With the above findings, the investigating judge concluded that respondent is guilty of inefficiency, incompetence and simple misconduct relative to Civil Case No. 267-V-02. She recommended that respondent be fined P2,000 and admonished; that PHILJA be directed to require the inclusion of an "On-the-job Training Workshop" during sheriffs’ conventions; and that newly-appointed sheriffs be required to undergo an orientation course before assumption of duty.

While the Court shares the findings of the investigating judge, it does not subscribe to the recommended penalties. Under the Uniform Rules on Administrative Cases in the Civil Service,2 the imposable penalty for simple misconduct is one (1) month and one (1) day to six (6) months whereas that for inefficiency and incompetence in the performance of official duties is suspension ranging from six (6) months and one (1) day to one (1) year for the first offense.3 Section 17, Rule XIV of the same Rules provides that if respondent is found guilty of two or more charges or counts, the penalty imposed should be that corresponding to the most serious charge or count and the rest may be considered as aggravating circumstances. In the case at bar, the offense of simple misconduct becomes an aggravating circumstance.
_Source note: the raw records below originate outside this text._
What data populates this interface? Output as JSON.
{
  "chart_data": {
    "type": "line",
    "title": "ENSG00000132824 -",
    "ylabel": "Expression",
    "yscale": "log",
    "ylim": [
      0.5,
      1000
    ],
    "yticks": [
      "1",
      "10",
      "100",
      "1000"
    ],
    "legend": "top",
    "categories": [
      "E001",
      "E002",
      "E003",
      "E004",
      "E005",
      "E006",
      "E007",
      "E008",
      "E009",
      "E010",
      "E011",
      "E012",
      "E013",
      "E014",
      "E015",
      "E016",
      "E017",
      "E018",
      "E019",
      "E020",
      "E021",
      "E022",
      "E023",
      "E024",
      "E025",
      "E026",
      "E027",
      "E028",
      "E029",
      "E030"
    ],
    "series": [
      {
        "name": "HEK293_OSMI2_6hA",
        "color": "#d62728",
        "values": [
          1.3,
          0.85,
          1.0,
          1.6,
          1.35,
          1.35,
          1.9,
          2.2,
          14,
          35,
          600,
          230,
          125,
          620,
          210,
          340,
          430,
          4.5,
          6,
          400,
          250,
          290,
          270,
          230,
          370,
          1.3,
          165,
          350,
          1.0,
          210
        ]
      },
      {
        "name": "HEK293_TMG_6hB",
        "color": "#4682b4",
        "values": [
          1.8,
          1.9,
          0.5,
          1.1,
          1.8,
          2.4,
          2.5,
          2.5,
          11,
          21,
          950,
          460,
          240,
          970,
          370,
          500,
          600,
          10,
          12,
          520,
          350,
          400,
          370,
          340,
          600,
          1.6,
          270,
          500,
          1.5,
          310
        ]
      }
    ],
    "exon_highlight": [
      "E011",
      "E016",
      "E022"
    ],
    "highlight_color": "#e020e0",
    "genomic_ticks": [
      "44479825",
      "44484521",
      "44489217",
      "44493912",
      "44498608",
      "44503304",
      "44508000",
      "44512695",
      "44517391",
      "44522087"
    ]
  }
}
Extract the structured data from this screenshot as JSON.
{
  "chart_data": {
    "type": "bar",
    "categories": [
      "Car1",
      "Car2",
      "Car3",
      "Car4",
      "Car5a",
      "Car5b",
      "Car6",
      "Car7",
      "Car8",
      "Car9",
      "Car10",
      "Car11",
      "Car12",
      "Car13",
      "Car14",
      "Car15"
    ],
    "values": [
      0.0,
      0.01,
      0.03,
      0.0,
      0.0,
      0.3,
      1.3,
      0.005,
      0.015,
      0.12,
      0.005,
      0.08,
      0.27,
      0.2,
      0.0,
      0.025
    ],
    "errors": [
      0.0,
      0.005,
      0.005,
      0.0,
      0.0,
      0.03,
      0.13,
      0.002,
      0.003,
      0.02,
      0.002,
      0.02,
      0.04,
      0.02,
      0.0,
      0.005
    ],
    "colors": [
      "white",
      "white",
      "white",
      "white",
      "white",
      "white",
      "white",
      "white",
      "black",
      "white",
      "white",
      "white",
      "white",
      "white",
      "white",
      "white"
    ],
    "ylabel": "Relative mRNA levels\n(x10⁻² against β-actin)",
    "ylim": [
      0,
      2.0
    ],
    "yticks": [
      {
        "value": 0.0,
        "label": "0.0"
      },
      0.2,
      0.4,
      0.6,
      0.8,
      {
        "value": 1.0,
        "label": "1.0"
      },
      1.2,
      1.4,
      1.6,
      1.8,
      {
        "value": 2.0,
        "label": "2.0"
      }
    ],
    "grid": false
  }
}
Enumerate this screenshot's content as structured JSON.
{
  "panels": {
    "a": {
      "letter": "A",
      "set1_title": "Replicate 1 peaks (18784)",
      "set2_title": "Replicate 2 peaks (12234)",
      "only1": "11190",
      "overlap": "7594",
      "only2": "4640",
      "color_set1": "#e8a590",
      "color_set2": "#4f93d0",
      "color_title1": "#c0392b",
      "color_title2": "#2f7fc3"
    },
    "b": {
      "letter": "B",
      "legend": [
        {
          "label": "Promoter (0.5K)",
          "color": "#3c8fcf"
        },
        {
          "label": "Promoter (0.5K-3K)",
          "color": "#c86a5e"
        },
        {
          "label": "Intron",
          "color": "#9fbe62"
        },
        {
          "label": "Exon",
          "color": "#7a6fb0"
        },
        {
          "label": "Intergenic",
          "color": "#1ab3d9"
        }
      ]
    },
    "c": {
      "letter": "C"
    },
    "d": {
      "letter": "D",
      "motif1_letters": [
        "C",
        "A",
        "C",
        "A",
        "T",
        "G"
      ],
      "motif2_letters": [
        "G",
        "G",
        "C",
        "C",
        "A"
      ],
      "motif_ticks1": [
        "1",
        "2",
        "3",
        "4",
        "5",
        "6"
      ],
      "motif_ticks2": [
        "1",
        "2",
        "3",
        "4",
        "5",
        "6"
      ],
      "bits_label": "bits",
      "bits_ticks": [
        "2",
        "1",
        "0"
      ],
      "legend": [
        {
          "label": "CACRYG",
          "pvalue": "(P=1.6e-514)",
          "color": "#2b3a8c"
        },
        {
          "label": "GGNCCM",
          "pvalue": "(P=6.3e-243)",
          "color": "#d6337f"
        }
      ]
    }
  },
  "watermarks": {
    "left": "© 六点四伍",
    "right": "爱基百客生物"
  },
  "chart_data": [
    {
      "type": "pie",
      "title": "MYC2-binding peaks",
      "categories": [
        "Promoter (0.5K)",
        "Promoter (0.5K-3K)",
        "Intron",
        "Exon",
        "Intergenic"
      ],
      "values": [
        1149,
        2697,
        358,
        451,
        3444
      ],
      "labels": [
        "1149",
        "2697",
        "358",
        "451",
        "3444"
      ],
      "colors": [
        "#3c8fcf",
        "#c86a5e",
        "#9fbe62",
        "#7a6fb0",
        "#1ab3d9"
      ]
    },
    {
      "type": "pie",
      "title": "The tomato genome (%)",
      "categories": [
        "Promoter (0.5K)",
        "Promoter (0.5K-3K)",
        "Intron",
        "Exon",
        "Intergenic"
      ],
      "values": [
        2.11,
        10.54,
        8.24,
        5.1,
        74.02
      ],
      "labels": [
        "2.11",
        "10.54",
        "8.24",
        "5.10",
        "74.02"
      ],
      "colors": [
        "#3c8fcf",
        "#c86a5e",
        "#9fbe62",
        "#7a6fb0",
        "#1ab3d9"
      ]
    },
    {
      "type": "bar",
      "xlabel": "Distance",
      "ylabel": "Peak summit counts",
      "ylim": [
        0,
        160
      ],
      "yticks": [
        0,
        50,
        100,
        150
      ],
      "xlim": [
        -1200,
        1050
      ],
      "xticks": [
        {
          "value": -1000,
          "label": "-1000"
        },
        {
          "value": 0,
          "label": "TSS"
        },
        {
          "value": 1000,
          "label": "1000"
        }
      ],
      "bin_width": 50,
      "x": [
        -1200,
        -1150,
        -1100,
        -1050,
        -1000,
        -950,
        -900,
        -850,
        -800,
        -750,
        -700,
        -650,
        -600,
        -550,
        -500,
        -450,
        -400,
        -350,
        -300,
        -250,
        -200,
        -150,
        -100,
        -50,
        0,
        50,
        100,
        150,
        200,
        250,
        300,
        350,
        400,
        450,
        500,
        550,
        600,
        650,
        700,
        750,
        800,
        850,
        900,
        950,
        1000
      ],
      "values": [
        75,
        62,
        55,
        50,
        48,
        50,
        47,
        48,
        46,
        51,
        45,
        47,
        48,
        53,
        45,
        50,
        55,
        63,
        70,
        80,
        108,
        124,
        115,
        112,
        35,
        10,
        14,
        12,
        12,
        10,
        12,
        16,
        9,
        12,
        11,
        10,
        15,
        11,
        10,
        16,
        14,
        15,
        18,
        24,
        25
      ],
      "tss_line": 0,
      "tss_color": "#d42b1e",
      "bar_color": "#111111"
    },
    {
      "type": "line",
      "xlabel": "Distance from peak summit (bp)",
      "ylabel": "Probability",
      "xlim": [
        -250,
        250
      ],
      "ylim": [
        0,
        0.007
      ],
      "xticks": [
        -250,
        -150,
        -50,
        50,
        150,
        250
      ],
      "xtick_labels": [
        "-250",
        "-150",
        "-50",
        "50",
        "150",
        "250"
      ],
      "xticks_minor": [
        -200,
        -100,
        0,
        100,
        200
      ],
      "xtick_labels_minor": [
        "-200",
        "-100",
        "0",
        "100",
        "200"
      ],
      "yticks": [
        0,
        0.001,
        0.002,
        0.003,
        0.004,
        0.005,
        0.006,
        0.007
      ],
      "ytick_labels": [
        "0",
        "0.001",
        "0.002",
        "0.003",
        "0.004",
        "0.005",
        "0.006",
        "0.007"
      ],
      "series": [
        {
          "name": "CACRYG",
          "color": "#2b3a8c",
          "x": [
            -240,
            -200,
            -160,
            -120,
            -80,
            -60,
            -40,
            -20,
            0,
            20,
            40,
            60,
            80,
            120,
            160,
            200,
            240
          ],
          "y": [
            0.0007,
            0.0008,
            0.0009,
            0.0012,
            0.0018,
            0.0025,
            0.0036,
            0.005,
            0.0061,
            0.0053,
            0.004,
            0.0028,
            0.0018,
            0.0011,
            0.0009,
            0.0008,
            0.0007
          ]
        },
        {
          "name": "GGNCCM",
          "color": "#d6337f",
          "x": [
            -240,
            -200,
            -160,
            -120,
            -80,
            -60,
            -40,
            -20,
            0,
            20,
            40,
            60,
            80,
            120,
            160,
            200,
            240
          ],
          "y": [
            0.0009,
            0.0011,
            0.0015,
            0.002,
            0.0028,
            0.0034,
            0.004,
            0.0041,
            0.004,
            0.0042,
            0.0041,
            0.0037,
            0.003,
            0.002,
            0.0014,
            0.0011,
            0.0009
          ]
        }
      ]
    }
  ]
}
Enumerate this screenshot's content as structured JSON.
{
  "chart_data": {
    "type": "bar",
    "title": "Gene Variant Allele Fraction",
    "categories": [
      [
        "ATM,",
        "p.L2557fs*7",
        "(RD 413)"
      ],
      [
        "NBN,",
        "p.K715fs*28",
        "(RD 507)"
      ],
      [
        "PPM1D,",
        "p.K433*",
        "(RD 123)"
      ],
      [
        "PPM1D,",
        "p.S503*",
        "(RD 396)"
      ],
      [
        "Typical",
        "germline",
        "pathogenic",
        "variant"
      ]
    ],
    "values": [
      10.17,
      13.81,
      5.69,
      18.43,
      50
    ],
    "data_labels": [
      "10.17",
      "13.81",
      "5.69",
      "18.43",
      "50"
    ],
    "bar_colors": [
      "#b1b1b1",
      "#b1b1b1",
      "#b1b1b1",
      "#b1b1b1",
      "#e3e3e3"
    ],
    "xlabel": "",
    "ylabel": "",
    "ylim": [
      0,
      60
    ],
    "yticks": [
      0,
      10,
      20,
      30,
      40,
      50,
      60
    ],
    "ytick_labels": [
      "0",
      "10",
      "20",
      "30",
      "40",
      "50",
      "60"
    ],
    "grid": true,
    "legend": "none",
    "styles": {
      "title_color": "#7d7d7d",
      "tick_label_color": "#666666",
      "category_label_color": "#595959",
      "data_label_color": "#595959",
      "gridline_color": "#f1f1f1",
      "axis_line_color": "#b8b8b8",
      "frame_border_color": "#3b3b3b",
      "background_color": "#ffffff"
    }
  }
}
It follows that respondent should be meted out the maximum of the penalty for inefficiency and incompetence in the performance of official duties, which is ten (10) months and (1) day to one (1) year.

WHEREFORE, the Court finds Louie C. Dela Cruz, Sheriff IV of the Regional Trial Court of Valenzuela City, Branch 75, GUILTY of inefficiency, incompetence and simple misconduct, and orders that he be SUSPENDED from service for ten (10) months and one (1) day without pay and other fringe benefits including leave credits, with a stern warning that a repetition of the same offense or offenses shall be dealt with more severely.

SO ORDERED.

Quisumbing, Carpio, Carpio-Morales, Velasco, Jr., JJ., concur.


Footnotes

1 Dated 9 July 2006.

2 Resolution No. 991936, signed 31 August 1999.

3 Supra note 2, Rule IV, Section 52. A., par.16.